From: Walter Roberson on
Duane Hanselman wrote:
>
>> You could take the average of the three channels, then threshold the
>> mean to get a black-white representation.
>>
>> >> a=rand(10,8,3);
>> >> a=mean(a,3)>.5;
>> >> imwrite(a,'binary.tif');
>> >> info = imfinfo('binary.tif');
>> >> info.BitsPerSample
>
>
> That almost works. The figure is 1 bit, but it now has a bunch of
> unwanted random one pixel wide horizontal lines in it.
>
> I changed the threshold value to >0 and >0.99 but the spurious lines
> remain in the same place.

I would _try_ using 'Compression', 'none' in the imwrite() call.
According to the documentation it should already be lossless, but it
doesn't hurt to be sure.
From: Ashish Uthama on
On Mon, 24 May 2010 18:14:17 -0400, Walter Roberson
<roberson(a)hushmail.com> wrote:

> Ashish Uthama wrote:
>> On Mon, 24 May 2010 15:20:05 -0400, Duane Hanselman
>> <masteringmatlab(a)yahoo.spam.com> wrote:
>
>> You could take the average of the three channels, then threshold the
>> mean to get a black-white representation.
>
> However, that would be relatively unusual.

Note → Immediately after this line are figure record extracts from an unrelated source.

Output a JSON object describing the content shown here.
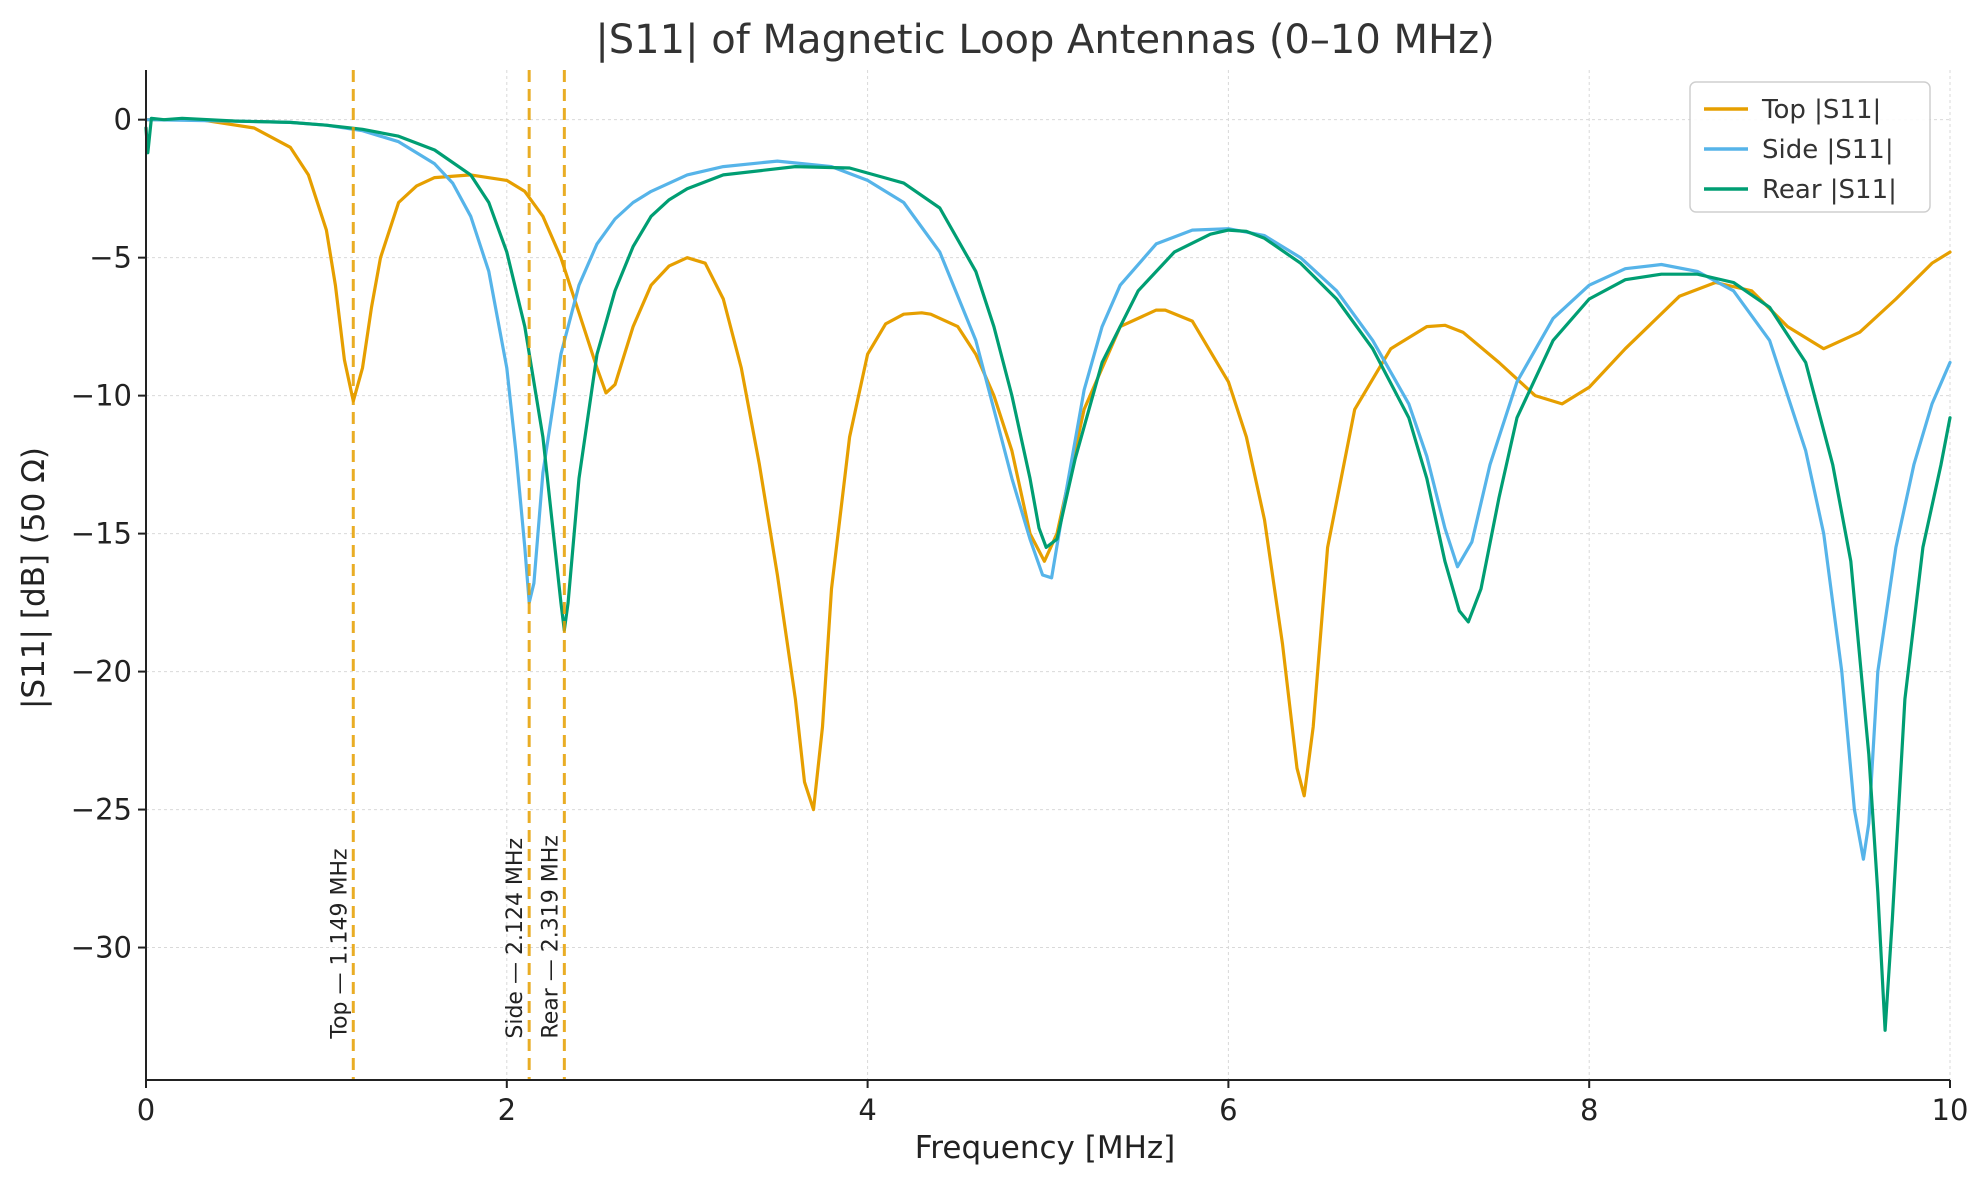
{
  "chart_data": {
    "type": "line",
    "title": "|S11| of Magnetic Loop Antennas (0–10 MHz)",
    "xlabel": "Frequency [MHz]",
    "ylabel": "|S11| [dB] (50 Ω)",
    "xlim": [
      0,
      10
    ],
    "ylim": [
      -34.8,
      1.8
    ],
    "x_ticks": [
      0,
      2,
      4,
      6,
      8,
      10
    ],
    "x_tick_labels": [
      "0",
      "2",
      "4",
      "6",
      "8",
      "10"
    ],
    "y_ticks": [
      0,
      -5,
      -10,
      -15,
      -20,
      -25,
      -30
    ],
    "y_tick_labels": [
      "0",
      "−5",
      "−10",
      "−15",
      "−20",
      "−25",
      "−30"
    ],
    "grid": true,
    "legend_position": "top-right",
    "series": [
      {
        "name": "Top |S11|",
        "color": "#E69F00",
        "x": [
          0.0,
          0.3,
          0.6,
          0.8,
          0.9,
          1.0,
          1.05,
          1.1,
          1.149,
          1.2,
          1.25,
          1.3,
          1.4,
          1.5,
          1.6,
          1.8,
          2.0,
          2.1,
          2.2,
          2.3,
          2.4,
          2.5,
          2.55,
          2.6,
          2.7,
          2.8,
          2.9,
          3.0,
          3.1,
          3.2,
          3.3,
          3.4,
          3.5,
          3.6,
          3.65,
          3.7,
          3.75,
          3.8,
          3.9,
          4.0,
          4.1,
          4.2,
          4.3,
          4.35,
          4.5,
          4.6,
          4.7,
          4.8,
          4.9,
          4.98,
          5.05,
          5.2,
          5.4,
          5.6,
          5.65,
          5.8,
          6.0,
          6.1,
          6.2,
          6.3,
          6.38,
          6.42,
          6.47,
          6.55,
          6.7,
          6.9,
          7.1,
          7.2,
          7.3,
          7.5,
          7.7,
          7.85,
          8.0,
          8.2,
          8.5,
          8.7,
          8.9,
          9.1,
          9.3,
          9.5,
          9.7,
          9.9,
          10.0
        ],
        "y": [
          0.0,
          0.0,
          -0.3,
          -1.0,
          -2.0,
          -4.0,
          -6.0,
          -8.7,
          -10.2,
          -9.0,
          -6.8,
          -5.0,
          -3.0,
          -2.4,
          -2.1,
          -2.0,
          -2.2,
          -2.6,
          -3.5,
          -5.0,
          -7.0,
          -9.0,
          -9.9,
          -9.6,
          -7.5,
          -6.0,
          -5.3,
          -5.0,
          -5.2,
          -6.5,
          -9.0,
          -12.5,
          -16.5,
          -21.0,
          -24.0,
          -25.0,
          -22.0,
          -17.0,
          -11.5,
          -8.5,
          -7.4,
          -7.05,
          -7.0,
          -7.05,
          -7.5,
          -8.5,
          -10.0,
          -12.0,
          -15.0,
          -16.0,
          -15.0,
          -10.5,
          -7.5,
          -6.9,
          -6.9,
          -7.3,
          -9.5,
          -11.5,
          -14.5,
          -19.0,
          -23.5,
          -24.5,
          -22.0,
          -15.5,
          -10.5,
          -8.3,
          -7.5,
          -7.45,
          -7.7,
          -8.8,
          -10.0,
          -10.3,
          -9.7,
          -8.3,
          -6.4,
          -5.9,
          -6.2,
          -7.5,
          -8.3,
          -7.7,
          -6.5,
          -5.2,
          -4.8
        ]
      },
      {
        "name": "Side |S11|",
        "color": "#56B4E9",
        "x": [
          0.0,
          0.5,
          0.8,
          1.0,
          1.2,
          1.4,
          1.6,
          1.7,
          1.8,
          1.9,
          2.0,
          2.05,
          2.1,
          2.124,
          2.15,
          2.2,
          2.3,
          2.4,
          2.5,
          2.6,
          2.7,
          2.8,
          3.0,
          3.2,
          3.5,
          3.8,
          4.0,
          4.2,
          4.4,
          4.6,
          4.7,
          4.8,
          4.9,
          4.97,
          5.02,
          5.1,
          5.2,
          5.3,
          5.4,
          5.6,
          5.8,
          6.0,
          6.2,
          6.4,
          6.6,
          6.8,
          7.0,
          7.1,
          7.2,
          7.27,
          7.35,
          7.45,
          7.6,
          7.8,
          8.0,
          8.2,
          8.4,
          8.6,
          8.8,
          9.0,
          9.2,
          9.3,
          9.4,
          9.47,
          9.52,
          9.55,
          9.6,
          9.7,
          9.8,
          9.9,
          10.0
        ],
        "y": [
          0.0,
          -0.05,
          -0.1,
          -0.2,
          -0.4,
          -0.8,
          -1.6,
          -2.3,
          -3.5,
          -5.5,
          -9.0,
          -12.0,
          -15.5,
          -17.5,
          -16.8,
          -12.8,
          -8.5,
          -6.0,
          -4.5,
          -3.6,
          -3.0,
          -2.6,
          -2.0,
          -1.7,
          -1.5,
          -1.7,
          -2.2,
          -3.0,
          -4.8,
          -8.0,
          -10.5,
          -13.0,
          -15.2,
          -16.5,
          -16.6,
          -13.5,
          -9.8,
          -7.5,
          -6.0,
          -4.5,
          -4.0,
          -3.95,
          -4.2,
          -5.0,
          -6.2,
          -8.0,
          -10.3,
          -12.2,
          -14.8,
          -16.2,
          -15.3,
          -12.5,
          -9.5,
          -7.2,
          -6.0,
          -5.4,
          -5.25,
          -5.5,
          -6.2,
          -8.0,
          -12.0,
          -15.0,
          -20.0,
          -25.0,
          -26.8,
          -25.5,
          -20.0,
          -15.5,
          -12.5,
          -10.3,
          -8.8
        ]
      },
      {
        "name": "Rear |S11|",
        "color": "#009E73",
        "x": [
          0.0,
          0.01,
          0.03,
          0.1,
          0.2,
          0.5,
          0.8,
          1.0,
          1.2,
          1.4,
          1.6,
          1.8,
          1.9,
          2.0,
          2.1,
          2.2,
          2.25,
          2.3,
          2.319,
          2.34,
          2.4,
          2.5,
          2.6,
          2.7,
          2.8,
          2.9,
          3.0,
          3.2,
          3.6,
          3.9,
          4.2,
          4.4,
          4.6,
          4.7,
          4.8,
          4.9,
          4.95,
          4.99,
          5.05,
          5.15,
          5.3,
          5.5,
          5.7,
          5.9,
          6.0,
          6.1,
          6.2,
          6.4,
          6.6,
          6.8,
          7.0,
          7.1,
          7.2,
          7.28,
          7.33,
          7.4,
          7.5,
          7.6,
          7.8,
          8.0,
          8.2,
          8.4,
          8.6,
          8.8,
          9.0,
          9.2,
          9.35,
          9.45,
          9.55,
          9.6,
          9.64,
          9.68,
          9.75,
          9.85,
          9.95,
          10.0
        ],
        "y": [
          -0.3,
          -1.2,
          0.05,
          0.0,
          0.05,
          -0.05,
          -0.1,
          -0.2,
          -0.35,
          -0.6,
          -1.1,
          -2.0,
          -3.0,
          -4.8,
          -7.5,
          -11.5,
          -14.5,
          -17.5,
          -18.5,
          -17.5,
          -13.0,
          -8.5,
          -6.2,
          -4.6,
          -3.5,
          -2.9,
          -2.5,
          -2.0,
          -1.7,
          -1.75,
          -2.3,
          -3.2,
          -5.5,
          -7.5,
          -10.0,
          -13.0,
          -14.8,
          -15.5,
          -15.2,
          -12.3,
          -8.8,
          -6.2,
          -4.8,
          -4.15,
          -4.0,
          -4.05,
          -4.3,
          -5.2,
          -6.5,
          -8.3,
          -10.8,
          -13.0,
          -16.0,
          -17.8,
          -18.2,
          -17.0,
          -13.7,
          -10.8,
          -8.0,
          -6.5,
          -5.8,
          -5.6,
          -5.6,
          -5.9,
          -6.8,
          -8.8,
          -12.5,
          -16.0,
          -23.0,
          -28.0,
          -33.0,
          -29.0,
          -21.0,
          -15.5,
          -12.5,
          -10.8
        ]
      }
    ],
    "vlines": [
      {
        "x": 1.149,
        "label": "Top — 1.149 MHz",
        "color": "#E69F00"
      },
      {
        "x": 2.124,
        "label": "Side — 2.124 MHz",
        "color": "#E69F00"
      },
      {
        "x": 2.319,
        "label": "Rear — 2.319 MHz",
        "color": "#E69F00"
      }
    ]
  }
}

You would normally use a
> weighted average rather than an equal average. The appropriate weights
> are known to rgb2gray() and you could then im2bw() the result. You may
> also wish to use graythresh() to compute the appropriate threshold.

OP:
"I do not have the image processing toolbox, so I need something I can
implement without it. The original image is bw so, 1 bit should be fine."

I should have been more clear that this is a 'workaround'. I also just
realized the 'bw' part. You could as well just use one of the channels
from the RGB image: (A grayscale/BW image represented in RGB terms implies
that all three components have the same value).